Despite a recent ban on restaurants, street vendors, and market traders from selling dog meat at the yearly Lychee and Dog Meat Festival in southern China, the event appears poised to continue on unimpeded. A highly popular restaurant, Yulin No.1 Crispy Dog Meat Restaurant, is said to be operating business as usual since the ban was reported.
The ban, set to prohibit the sale of dog meat in central Yulin from June 15-23, the height of the festival, is supposed to be enforced by the risk of arrest and fines up to 100,000 yuan ($14,500). Unfortunately, there seems to be no restriction on vendors selling dog meat in the suburbs or on people eating dog meat at home.
While Yulin No. 1 Crispy Dog Meat Restaurant has recently removed the word “dog” from its store sign, Dr Peter J. Li said, “It’s definitely selling dog meat and it has no signs of closing.” Dr Li is the Associate Professor of East Asian Politics at the University of Houston-Downtown and the China Policy Specialist from Humane Society International.
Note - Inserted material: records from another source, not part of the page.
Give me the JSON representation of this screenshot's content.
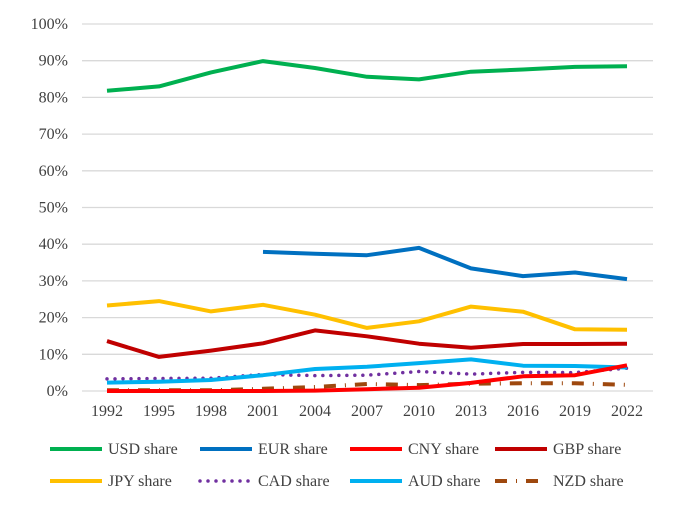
{
  "chart_data": {
    "type": "line",
    "title": "",
    "xlabel": "",
    "ylabel": "",
    "ylim": [
      0,
      100
    ],
    "y_ticks": [
      "0%",
      "10%",
      "20%",
      "30%",
      "40%",
      "50%",
      "60%",
      "70%",
      "80%",
      "90%",
      "100%"
    ],
    "x": [
      "1992",
      "1995",
      "1998",
      "2001",
      "2004",
      "2007",
      "2010",
      "2013",
      "2016",
      "2019",
      "2022"
    ],
    "grid": "horizontal",
    "legend_placement": "bottom",
    "series": [
      {
        "name": "USD share",
        "color": "#00B050",
        "style": "solid",
        "values": [
          81.8,
          83.0,
          86.8,
          89.9,
          88.0,
          85.6,
          84.9,
          87.0,
          87.6,
          88.3,
          88.5
        ]
      },
      {
        "name": "EUR share",
        "color": "#0070C0",
        "style": "solid",
        "values": [
          null,
          null,
          null,
          37.9,
          37.4,
          37.0,
          39.0,
          33.4,
          31.3,
          32.3,
          30.5
        ]
      },
      {
        "name": "CNY share",
        "color": "#FF0000",
        "style": "solid",
        "values": [
          0,
          0,
          0,
          0,
          0.1,
          0.5,
          0.9,
          2.2,
          4.0,
          4.3,
          7.0
        ]
      },
      {
        "name": "GBP share",
        "color": "#C00000",
        "style": "solid",
        "values": [
          13.6,
          9.3,
          11.0,
          13.0,
          16.5,
          14.9,
          12.9,
          11.8,
          12.8,
          12.8,
          12.9
        ]
      },
      {
        "name": "JPY share",
        "color": "#FFC000",
        "style": "solid",
        "values": [
          23.3,
          24.5,
          21.7,
          23.5,
          20.8,
          17.2,
          19.0,
          23.0,
          21.6,
          16.8,
          16.7
        ]
      },
      {
        "name": "CAD share",
        "color": "#7030A0",
        "style": "dotted",
        "values": [
          3.3,
          3.4,
          3.5,
          4.5,
          4.2,
          4.3,
          5.3,
          4.6,
          5.1,
          5.0,
          6.2
        ]
      },
      {
        "name": "AUD share",
        "color": "#00B0F0",
        "style": "solid",
        "values": [
          2.3,
          2.5,
          3.0,
          4.3,
          6.0,
          6.6,
          7.6,
          8.6,
          6.9,
          6.8,
          6.4
        ]
      },
      {
        "name": "NZD share",
        "color": "#9E480E",
        "style": "dashdot",
        "values": [
          0.2,
          0.2,
          0.2,
          0.6,
          1.1,
          1.9,
          1.6,
          2.0,
          2.1,
          2.1,
          1.7
        ]
      }
    ]
  }
}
Though dog meat has been eaten for hundreds of years in China and several other Asian countries, it has only become popular within the last 30 years or so and has exploded in popularity since the Lychee and Dog Meat Festival started celebrating the summer solstice in 2009 by promoting dog meat as a tourist attraction.
According to Dr Li, it would be difficult for the government to ban the trade of dog meat since it’s the livelihood for vendors who are less educated and largely unskilled. If the government forced the festival to end, says Dr Li, it would have to prevent a means of livelihood for anybody affected.
Though most residents of Yulin didn’t start eating dog meat until recently, the higher that international pressure to stop eating dog meat gets, the more rebellious the residents become, believing that the western world has interfered with their right to choose what they eat.
A better way to stop the slaughter of around 10 million dogs a year, many of which are stolen from homes or snatched from the streets, is to teach people how to love dogs as companions instead of blaming them for eating dogs.
Jill Robinson MBE, Animals Asia’s Founder and CEO, says: “’What we need now is to make sure the message is heard outside of Yulin, on all the other days of the year when millions of dogs die for their meat. We need to continue working with the authorities, with Chinese organizations, and with the public to change opinions and prove that dogs are friends, not food.”